You Know Me Al: A
Busher’s Letters – Ring Lardner
This classic of American humor features our old pal, the
unreliable narrator. Each chapter is a bundle of letters to the hometown friend
Al, written by Jack Keefe, a pitcher for the Chicago White Sox in the years
just before the US entry into World War I.
FRIEND AL: Coming out of
Amarillo last night I and Lord and Weaver was sitting at a table in the dining
car with a old lady. None of us was talking to her but she looked me over
pretty careful and seemed to kind of like my looks. Finally she says Are you
boys with some football club? Lord nor Weaver didn't say nothing so I thought
it was up to me and I says No mam this is the Chicago White Sox Ball Club.
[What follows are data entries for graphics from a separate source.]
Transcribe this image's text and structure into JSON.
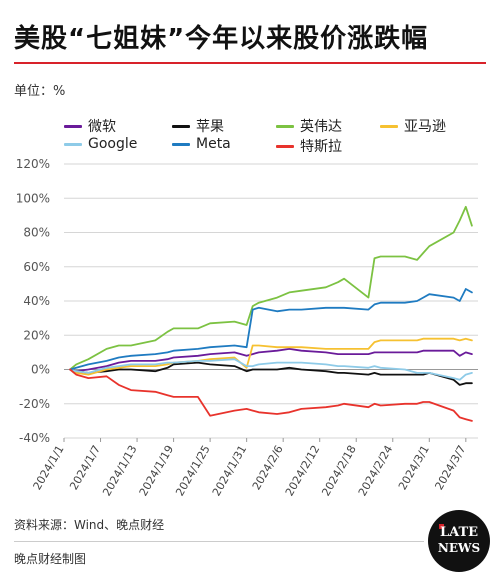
{
  "header": {
    "title": "美股“七姐妹”今年以来股价涨跌幅",
    "unit_label": "单位：%"
  },
  "legend": [
    {
      "label": "微软",
      "color": "#6a1b9a"
    },
    {
      "label": "苹果",
      "color": "#111111"
    },
    {
      "label": "英伟达",
      "color": "#7cc242"
    },
    {
      "label": "亚马逊",
      "color": "#f6c131"
    },
    {
      "label": "Google",
      "color": "#8ecbe8"
    },
    {
      "label": "Meta",
      "color": "#1f7bc1"
    },
    {
      "label": "特斯拉",
      "color": "#e8332c"
    }
  ],
  "chart_data": {
    "type": "line",
    "y_ticks": [
      "120%",
      "100%",
      "80%",
      "60%",
      "40%",
      "20%",
      "0%",
      "-20%",
      "-40%"
    ],
    "x_ticks": [
      "2024/1/1",
      "2024/1/7",
      "2024/1/13",
      "2024/1/19",
      "2024/1/25",
      "2024/1/31",
      "2024/2/6",
      "2024/2/12",
      "2024/2/18",
      "2024/2/24",
      "2024/3/1",
      "2024/3/7"
    ],
    "ylim": [
      -40,
      120
    ],
    "y_unit": "%",
    "grid": true,
    "legend_position": "top",
    "x": [
      "2024/1/2",
      "2024/1/3",
      "2024/1/5",
      "2024/1/8",
      "2024/1/10",
      "2024/1/12",
      "2024/1/16",
      "2024/1/18",
      "2024/1/19",
      "2024/1/23",
      "2024/1/25",
      "2024/1/29",
      "2024/1/31",
      "2024/2/1",
      "2024/2/2",
      "2024/2/5",
      "2024/2/7",
      "2024/2/9",
      "2024/2/13",
      "2024/2/15",
      "2024/2/16",
      "2024/2/20",
      "2024/2/21",
      "2024/2/22",
      "2024/2/26",
      "2024/2/28",
      "2024/2/29",
      "2024/3/1",
      "2024/3/5",
      "2024/3/6",
      "2024/3/7",
      "2024/3/8"
    ],
    "series": [
      {
        "name": "微软",
        "color": "#6a1b9a",
        "values": [
          0,
          -1,
          0,
          2,
          4,
          5,
          5,
          6,
          7,
          8,
          9,
          10,
          8,
          9,
          10,
          11,
          12,
          11,
          10,
          9,
          9,
          9,
          10,
          10,
          10,
          10,
          11,
          11,
          11,
          8,
          10,
          9
        ]
      },
      {
        "name": "苹果",
        "color": "#111111",
        "values": [
          0,
          -1,
          -2,
          -1,
          0,
          0,
          -1,
          1,
          3,
          4,
          3,
          2,
          -1,
          0,
          0,
          0,
          1,
          0,
          -1,
          -2,
          -2,
          -3,
          -2,
          -3,
          -3,
          -3,
          -3,
          -2,
          -6,
          -9,
          -8,
          -8
        ]
      },
      {
        "name": "英伟达",
        "color": "#7cc242",
        "values": [
          0,
          3,
          6,
          12,
          14,
          14,
          17,
          22,
          24,
          24,
          27,
          28,
          26,
          37,
          39,
          42,
          45,
          46,
          48,
          51,
          53,
          42,
          65,
          66,
          66,
          64,
          68,
          72,
          80,
          87,
          95,
          84
        ]
      },
      {
        "name": "亚马逊",
        "color": "#f6c131",
        "values": [
          0,
          -2,
          -3,
          0,
          1,
          2,
          2,
          3,
          4,
          5,
          6,
          7,
          1,
          14,
          14,
          13,
          13,
          13,
          12,
          12,
          12,
          12,
          16,
          17,
          17,
          17,
          18,
          18,
          18,
          17,
          18,
          17
        ]
      },
      {
        "name": "Google",
        "color": "#8ecbe8",
        "values": [
          0,
          -1,
          -2,
          1,
          2,
          3,
          3,
          4,
          4,
          5,
          5,
          6,
          2,
          2,
          3,
          4,
          4,
          4,
          3,
          2,
          2,
          1,
          2,
          1,
          0,
          -2,
          -2,
          -2,
          -5,
          -6,
          -3,
          -2
        ]
      },
      {
        "name": "Meta",
        "color": "#1f7bc1",
        "values": [
          0,
          1,
          3,
          5,
          7,
          8,
          9,
          10,
          11,
          12,
          13,
          14,
          13,
          35,
          36,
          34,
          35,
          35,
          36,
          36,
          36,
          35,
          38,
          39,
          39,
          40,
          42,
          44,
          42,
          40,
          47,
          45
        ]
      },
      {
        "name": "特斯拉",
        "color": "#e8332c",
        "values": [
          0,
          -3,
          -5,
          -4,
          -9,
          -12,
          -13,
          -15,
          -16,
          -16,
          -27,
          -24,
          -23,
          -24,
          -25,
          -26,
          -25,
          -23,
          -22,
          -21,
          -20,
          -22,
          -20,
          -21,
          -20,
          -20,
          -19,
          -19,
          -24,
          -28,
          -29,
          -30
        ]
      }
    ]
  },
  "footer": {
    "source": "资料来源：Wind、晚点财经",
    "credit": "晚点财经制图",
    "logo_line1": "LATE",
    "logo_line2": "NEWS"
  }
}
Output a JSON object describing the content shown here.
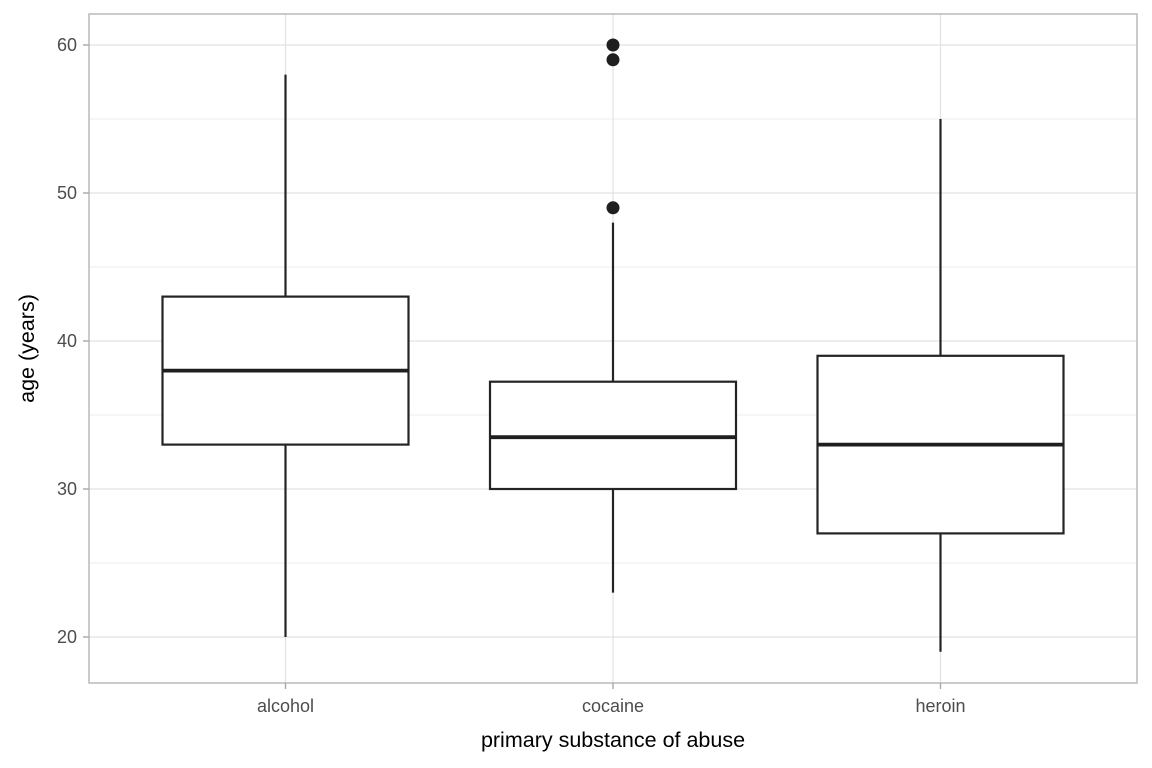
{
  "chart_data": {
    "type": "boxplot",
    "title": "",
    "xlabel": "primary substance of abuse",
    "ylabel": "age (years)",
    "categories": [
      "alcohol",
      "cocaine",
      "heroin"
    ],
    "series": [
      {
        "category": "alcohol",
        "whisker_low": 20,
        "q1": 33,
        "median": 38,
        "q3": 43,
        "whisker_high": 58,
        "outliers": []
      },
      {
        "category": "cocaine",
        "whisker_low": 23,
        "q1": 30,
        "median": 33.5,
        "q3": 37.25,
        "whisker_high": 48,
        "outliers": [
          49,
          59,
          60
        ]
      },
      {
        "category": "heroin",
        "whisker_low": 19,
        "q1": 27,
        "median": 33,
        "q3": 39,
        "whisker_high": 55,
        "outliers": []
      }
    ],
    "y_ticks": [
      20,
      30,
      40,
      50,
      60
    ],
    "y_minor_ticks": [
      25,
      35,
      45,
      55
    ],
    "ylim": [
      16.9,
      62.2
    ],
    "grid": "major+minor",
    "legend": "none"
  },
  "colors": {
    "background": "#ffffff",
    "panel_background": "#ffffff",
    "panel_border": "#b5b5b5",
    "grid_major": "#e2e2e2",
    "grid_minor": "#f0f0f0",
    "box_stroke": "#242424",
    "box_fill": "#ffffff",
    "median_stroke": "#1f1f1f",
    "outlier_fill": "#1f1f1f",
    "tick_mark": "#a8a8a8",
    "tick_label": "#4d4d4d",
    "axis_title": "#000000"
  }
}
She
says I knew you were athaletes. I says Yes I guess you could spot us for
athaletes. She says Yes indeed and specially you. You certainly look healthy. I
says You ought to see me stripped. I didn't see nothing funny about that but I
thought Lord and Weaver would die laughing. Lord had to get up and leave the
table and he told everybody what I said.
No, Jack, clueless as he is, wouldn’t see anything funny
about that. He has skill as pitcher but is too lazy and arrogant to practice
and learn. A shameless braggart, he inflates his accomplishments. He is the
worst teammate in the world.
This should ought to of gave me
a record of 16 wins and 0 defeats because the only games I lost was throwed
away behind me but instead of that my record is 10 games win and 6 defeats and
that don't include the games I finished up and helped the other boys win which
is about 6 more alltogether but what do I care about my record Al? because I am
not the kind of man that is allways thinking about there record and playing for
there record while I am satisfied if I give the club the best I got and if I
win all O.K. And if I lose who's fault is it. Not mine Al.
Jack has a pathetic need for admiration. So susceptible
to flattery, he is easily suckered by owners, managers, and husband hunters who
all soft-soap him in order to manipulate him. He is hypersensitive to criticism
and envious to the bone. He uses chicanery, exploits others’ emotions and weaknesses, walks
away from debts like a skinflint, and lacks any sense of business or ethics. Don’t
forget gullible, as managers try to persuade him to go on a round the world
exhibition trip.
While we was still in that there
Medford yesterday Mcgraw and Callahan come up to me and says was they not no
chance of me changeing my mind a bout makeing the hole trip. I says No they was
not. Then Callahan says Well I dont know what we are going to do then and I says
Why and he says Comiskey just got a letter from president Wilson the President
of the united states and in the letter president Wilson says he had got an
other letter from the king of Japan who says that they would not stand for the
White Sox and giants comeing to Japan un less they brought all there stars a
long and president Wilson says they would have to take there stars a long
because he was a scared if they did not take there stars a long Japan would get
mad at the united states and start a war and then where would we be at. So
Comiskey wired a telegram to president Wilson and says Mathewson could not make
the trip because he was so old but would everything be all O.K. if I was to go
a long and president Wilson wired a telegram back and says Yes he had been
talking to the priest from Japan and he says Yes it would be all O.K.
Indeed, Jack’s lack of character and competence reminds
us post-moderns of somebody and our own wacky reality. The consummate American
con-artist’s first mark is always his own self.
My vague impression is that the writer had more sympathy for team owners
than players. So Lardner was inclined to paint baseball players in less than heroic
colors and thus indirectly caution us fans from idolizing lugs and lummoxes,
the ancestors of guys who take gas
station boner pills.
Moral advice aside, the stories are very funny but we
should read them spaced out over weeks just like the first readers read them as
they were serialized in the Saturday
Evening Post during the Golden Age of Weekly Magazine Fiction. As a classic
epistolary story and American colloquial speech, this book can be found at Gutenberg and Libravox.